You describe your wife as "round and matronly". I'm a cat and even I know that these are not words that any woman wants somebody using to describe her, let alone her husband! Perhaps she has allowed her hair to go grey because she feels unattractive and figures what's the use? Even though Katie is "as youthful looking as ever" this does not mean that she has not aged, as well. Perhaps Katie works in her garden as physical therapy for her hip replacement or as a distraction from alcohol dependency. You have not spoken with the woman on a regular basis in over fifteen years. People change; so how can you say that you are still in love with her? Are you certain that you are not in love with the memory of the woman she once was? Remember, she was still in high school when you first met her! And what is it about this woman that makes you tell such lies?
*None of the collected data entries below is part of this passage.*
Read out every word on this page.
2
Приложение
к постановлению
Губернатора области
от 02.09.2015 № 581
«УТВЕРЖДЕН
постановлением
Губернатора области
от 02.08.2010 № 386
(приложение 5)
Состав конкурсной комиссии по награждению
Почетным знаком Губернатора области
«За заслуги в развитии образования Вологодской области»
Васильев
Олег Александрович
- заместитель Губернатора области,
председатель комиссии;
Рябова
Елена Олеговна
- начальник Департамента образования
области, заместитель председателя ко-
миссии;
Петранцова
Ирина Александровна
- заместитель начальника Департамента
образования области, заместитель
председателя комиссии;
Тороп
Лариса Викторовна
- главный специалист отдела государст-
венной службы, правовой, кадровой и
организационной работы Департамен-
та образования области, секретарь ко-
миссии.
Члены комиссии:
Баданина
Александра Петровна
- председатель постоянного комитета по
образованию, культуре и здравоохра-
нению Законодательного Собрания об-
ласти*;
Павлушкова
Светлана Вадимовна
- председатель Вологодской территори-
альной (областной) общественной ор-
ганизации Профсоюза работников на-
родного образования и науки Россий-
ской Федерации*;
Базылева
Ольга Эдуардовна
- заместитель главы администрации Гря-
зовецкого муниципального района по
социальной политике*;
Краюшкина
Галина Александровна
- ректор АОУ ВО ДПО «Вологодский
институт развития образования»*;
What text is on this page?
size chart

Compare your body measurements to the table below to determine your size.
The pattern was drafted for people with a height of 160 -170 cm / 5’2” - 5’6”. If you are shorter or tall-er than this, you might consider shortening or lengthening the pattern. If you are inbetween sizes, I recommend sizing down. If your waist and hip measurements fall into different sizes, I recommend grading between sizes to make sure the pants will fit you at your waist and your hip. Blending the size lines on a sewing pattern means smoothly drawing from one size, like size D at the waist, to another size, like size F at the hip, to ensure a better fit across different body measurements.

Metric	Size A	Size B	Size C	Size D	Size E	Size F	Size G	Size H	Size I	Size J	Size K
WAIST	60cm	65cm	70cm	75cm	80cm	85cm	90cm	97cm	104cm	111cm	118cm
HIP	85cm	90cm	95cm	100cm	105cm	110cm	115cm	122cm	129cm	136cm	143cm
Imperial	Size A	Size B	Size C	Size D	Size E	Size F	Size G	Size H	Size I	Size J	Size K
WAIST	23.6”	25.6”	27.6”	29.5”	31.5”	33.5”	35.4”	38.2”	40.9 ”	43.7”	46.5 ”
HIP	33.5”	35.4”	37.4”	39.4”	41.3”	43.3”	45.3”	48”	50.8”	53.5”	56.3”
A mid-life crisis is a combination of things, often including regrets for the path not taken, so it is a possibility that you are experiencing both an emotional crisis and regret. The first step in moving forward is to talk to your wife. It is possible that the last several years have been no picnic for her, either. Whether your marriage is to survive or be dissolved is an issue the two of you need to decide together - without considering Katie, who is obviously a disinterested party in more ways than one. Should you and your wife decide to separate, I suggest you give Katie a wide berth until the storm of emotions has calmed and you are able to think with a clear mind; should you decide to stay together, I recommend that you erase all memory of Katie's home address and concentrate your attentions on your wife.